Do Chicanos Have an Inferiority Complex?
By Ilan Stavans, The Chronicle of Higher Education
The etymology of Chicano is surrounded in mystery. I’ve seen its roots traced to Nahuatl, specifically to the term Mexica,as the people encountered by Hernán Cortéz and his soldiers conquering Tenochtitlán in the early quarter of the 16th century where known. In Spanish, the word is pronounced Meshika:the x functions as sh. Mexico, as a nation, opts to look at the Mexicas as their defining ancestors. Curiously, when first registering the name, the missionaries spelled it Méjico, with a j. It transitioned to an x when the country ceded from Spain, becoming independent in 1810.
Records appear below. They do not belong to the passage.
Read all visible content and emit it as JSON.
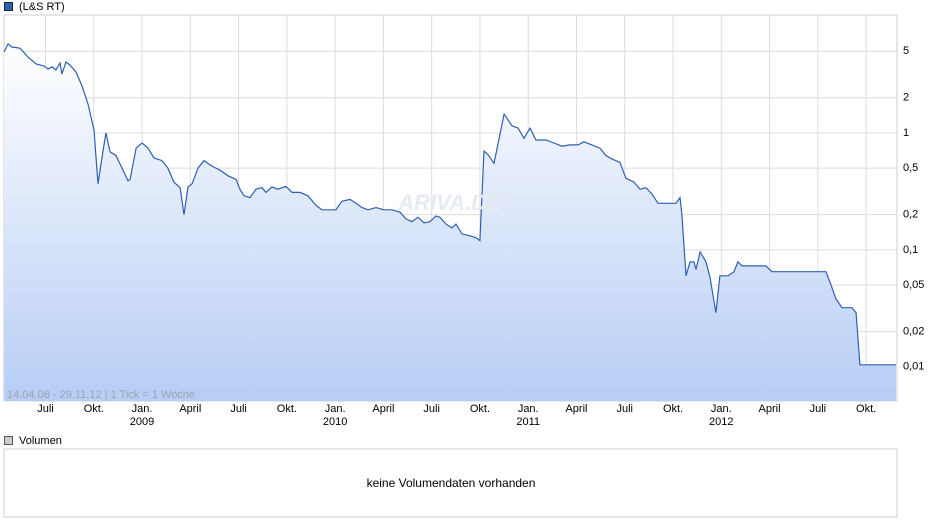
{
  "chart_data": {
    "type": "line",
    "log_y": true,
    "grid": true,
    "period_note": "14.04.08 - 29.11.12 | 1 Tick = 1 Woche",
    "watermark": "ARIVA.DE",
    "volume_title": "Volumen",
    "volume_note": "keine Volumendaten vorhanden",
    "xlim": [
      2008.285,
      2012.91
    ],
    "ylim": [
      0.0051,
      10.2
    ],
    "yticks": [
      {
        "value": 0.01,
        "label": "0,01"
      },
      {
        "value": 0.02,
        "label": "0,02"
      },
      {
        "value": 0.05,
        "label": "0,05"
      },
      {
        "value": 0.1,
        "label": "0,1"
      },
      {
        "value": 0.2,
        "label": "0,2"
      },
      {
        "value": 0.5,
        "label": "0,5"
      },
      1,
      2,
      5
    ],
    "xticks": [
      {
        "value": 2008.5,
        "label": "Juli"
      },
      {
        "value": 2008.75,
        "label": "Okt."
      },
      {
        "value": 2009.0,
        "label": "Jan."
      },
      {
        "value": 2009.25,
        "label": "April"
      },
      {
        "value": 2009.5,
        "label": "Juli"
      },
      {
        "value": 2009.75,
        "label": "Okt."
      },
      {
        "value": 2010.0,
        "label": "Jan."
      },
      {
        "value": 2010.25,
        "label": "April"
      },
      {
        "value": 2010.5,
        "label": "Juli"
      },
      {
        "value": 2010.75,
        "label": "Okt."
      },
      {
        "value": 2011.0,
        "label": "Jan."
      },
      {
        "value": 2011.25,
        "label": "April"
      },
      {
        "value": 2011.5,
        "label": "Juli"
      },
      {
        "value": 2011.75,
        "label": "Okt."
      },
      {
        "value": 2012.0,
        "label": "Jan."
      },
      {
        "value": 2012.25,
        "label": "April"
      },
      {
        "value": 2012.5,
        "label": "Juli"
      },
      {
        "value": 2012.75,
        "label": "Okt."
      }
    ],
    "year_ticks": [
      2009,
      2010,
      2011,
      2012
    ],
    "series": [
      {
        "name": "(L&S RT)",
        "color": "#2f5fb3",
        "x": [
          2008.285,
          2008.306,
          2008.326,
          2008.368,
          2008.409,
          2008.451,
          2008.492,
          2008.513,
          2008.534,
          2008.554,
          2008.575,
          2008.585,
          2008.606,
          2008.627,
          2008.658,
          2008.689,
          2008.72,
          2008.751,
          2008.772,
          2008.793,
          2008.813,
          2008.834,
          2008.865,
          2008.896,
          2008.927,
          2008.938,
          2008.969,
          2009.0,
          2009.031,
          2009.062,
          2009.103,
          2009.134,
          2009.165,
          2009.197,
          2009.217,
          2009.238,
          2009.259,
          2009.29,
          2009.321,
          2009.362,
          2009.404,
          2009.445,
          2009.487,
          2009.507,
          2009.528,
          2009.559,
          2009.59,
          2009.621,
          2009.642,
          2009.673,
          2009.704,
          2009.745,
          2009.777,
          2009.818,
          2009.859,
          2009.901,
          2009.932,
          2009.973,
          2010.004,
          2010.035,
          2010.077,
          2010.108,
          2010.139,
          2010.17,
          2010.212,
          2010.253,
          2010.294,
          2010.336,
          2010.367,
          2010.398,
          2010.429,
          2010.46,
          2010.491,
          2010.522,
          2010.543,
          2010.574,
          2010.605,
          2010.626,
          2010.657,
          2010.698,
          2010.729,
          2010.75,
          2010.771,
          2010.792,
          2010.823,
          2010.875,
          2010.916,
          2010.947,
          2010.978,
          2011.009,
          2011.04,
          2011.092,
          2011.133,
          2011.175,
          2011.216,
          2011.258,
          2011.289,
          2011.33,
          2011.372,
          2011.403,
          2011.434,
          2011.475,
          2011.506,
          2011.548,
          2011.579,
          2011.61,
          2011.641,
          2011.672,
          2011.724,
          2011.765,
          2011.786,
          2011.796,
          2011.817,
          2011.838,
          2011.858,
          2011.869,
          2011.89,
          2011.921,
          2011.941,
          2011.972,
          2011.993,
          2012.035,
          2012.066,
          2012.086,
          2012.107,
          2012.159,
          2012.231,
          2012.262,
          2012.356,
          2012.542,
          2012.563,
          2012.594,
          2012.625,
          2012.677,
          2012.698,
          2012.718,
          2012.905
        ],
        "values": [
          4.92,
          5.77,
          5.43,
          5.3,
          4.46,
          3.89,
          3.74,
          3.52,
          3.67,
          3.45,
          3.97,
          3.19,
          4.04,
          3.8,
          3.32,
          2.52,
          1.77,
          1.06,
          0.367,
          0.624,
          1.0,
          0.69,
          0.64,
          0.5,
          0.39,
          0.4,
          0.74,
          0.82,
          0.74,
          0.61,
          0.58,
          0.5,
          0.38,
          0.34,
          0.2,
          0.345,
          0.367,
          0.5,
          0.58,
          0.52,
          0.48,
          0.43,
          0.4,
          0.33,
          0.29,
          0.28,
          0.33,
          0.34,
          0.31,
          0.345,
          0.33,
          0.35,
          0.31,
          0.31,
          0.29,
          0.24,
          0.22,
          0.22,
          0.22,
          0.26,
          0.27,
          0.25,
          0.23,
          0.22,
          0.23,
          0.22,
          0.22,
          0.21,
          0.184,
          0.174,
          0.19,
          0.17,
          0.174,
          0.195,
          0.19,
          0.166,
          0.154,
          0.166,
          0.137,
          0.132,
          0.127,
          0.12,
          0.7,
          0.65,
          0.55,
          1.45,
          1.15,
          1.1,
          0.9,
          1.1,
          0.87,
          0.87,
          0.82,
          0.77,
          0.79,
          0.79,
          0.84,
          0.79,
          0.74,
          0.64,
          0.6,
          0.56,
          0.41,
          0.38,
          0.33,
          0.34,
          0.3,
          0.25,
          0.25,
          0.25,
          0.28,
          0.2,
          0.06,
          0.079,
          0.079,
          0.068,
          0.096,
          0.079,
          0.059,
          0.029,
          0.06,
          0.06,
          0.065,
          0.079,
          0.073,
          0.073,
          0.073,
          0.065,
          0.065,
          0.065,
          0.053,
          0.038,
          0.032,
          0.032,
          0.029,
          0.0104,
          0.0104
        ]
      }
    ]
  }
}
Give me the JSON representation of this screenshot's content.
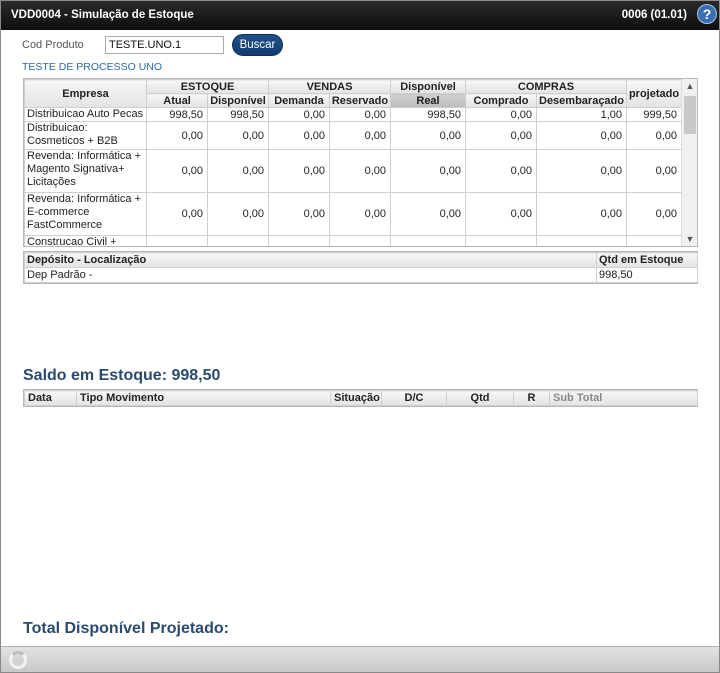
{
  "window": {
    "title": "VDD0004 - Simulação de Estoque",
    "code": "0006 (01.01)",
    "help_label": "?"
  },
  "search": {
    "label": "Cod Produto",
    "value": "TESTE.UNO.1",
    "button_label": "Buscar",
    "product_description": "TESTE DE PROCESSO UNO"
  },
  "stock_grid": {
    "headers": {
      "empresa": "Empresa",
      "estoque": "ESTOQUE",
      "vendas": "VENDAS",
      "disponivel": "Disponível",
      "compras": "COMPRAS",
      "projetado": "projetado",
      "atual": "Atual",
      "disponivel_sub": "Disponível",
      "demanda": "Demanda",
      "reservado": "Reservado",
      "real": "Real",
      "comprado": "Comprado",
      "desembaracado": "Desembaraçado"
    },
    "rows": [
      {
        "empresa": "Distribuicao Auto Pecas",
        "atual": "998,50",
        "disponivel": "998,50",
        "demanda": "0,00",
        "reservado": "0,00",
        "real": "998,50",
        "comprado": "0,00",
        "desembaracado": "1,00",
        "projetado": "999,50"
      },
      {
        "empresa": "Distribuicao: Cosmeticos + B2B",
        "atual": "0,00",
        "disponivel": "0,00",
        "demanda": "0,00",
        "reservado": "0,00",
        "real": "0,00",
        "comprado": "0,00",
        "desembaracado": "0,00",
        "projetado": "0,00"
      },
      {
        "empresa": "Revenda: Informática + Magento Signativa+ Licitações",
        "atual": "0,00",
        "disponivel": "0,00",
        "demanda": "0,00",
        "reservado": "0,00",
        "real": "0,00",
        "comprado": "0,00",
        "desembaracado": "0,00",
        "projetado": "0,00"
      },
      {
        "empresa": "Revenda: Informática + E-commerce FastCommerce",
        "atual": "0,00",
        "disponivel": "0,00",
        "demanda": "0,00",
        "reservado": "0,00",
        "real": "0,00",
        "comprado": "0,00",
        "desembaracado": "0,00",
        "projetado": "0,00"
      },
      {
        "empresa": "Construcao Civil +",
        "atual": "",
        "disponivel": "",
        "demanda": "",
        "reservado": "",
        "real": "",
        "comprado": "",
        "desembaracado": "",
        "projetado": ""
      }
    ]
  },
  "deposit_grid": {
    "headers": {
      "location": "Depósito - Localização",
      "qty": "Qtd em Estoque"
    },
    "rows": [
      {
        "location": "Dep Padrão -",
        "qty": "998,50"
      }
    ]
  },
  "saldo": {
    "text": "Saldo em Estoque: 998,50"
  },
  "movements_grid": {
    "headers": {
      "data": "Data",
      "tipo": "Tipo Movimento",
      "situacao": "Situação",
      "dc": "D/C",
      "qtd": "Qtd",
      "r": "R",
      "subtotal": "Sub Total"
    }
  },
  "total": {
    "text": "Total Disponível Projetado:"
  },
  "icons": {
    "help": "help-icon",
    "spinner": "loading-spinner-icon",
    "scroll_up": "chevron-up-icon",
    "scroll_down": "chevron-down-icon"
  },
  "colors": {
    "titlebar": "#0e0e0e",
    "button": "#1a4a80",
    "heading": "#2a4a6e",
    "link": "#2a6aa8"
  }
}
In any case, Chicano might be an abbreviation of Mexicano, although Chicanos prefer to see themselves not as Mexico’s children but as its ancestors. According to legend, Aztlán, their Xanadu, located in either present-day northern Mexico or somewhere in the American Southwest, or maybe as far as Oregon, was the place where the Mexicans originated in their journey for a promised land, which they ultimately found in a region of five lakes where Mexico City was built. In their mythology, an eagle sitting on a rock in a lake, devouring a serpent—the symbol at the center of the Mexican flag—was a divine sign for them to settle there.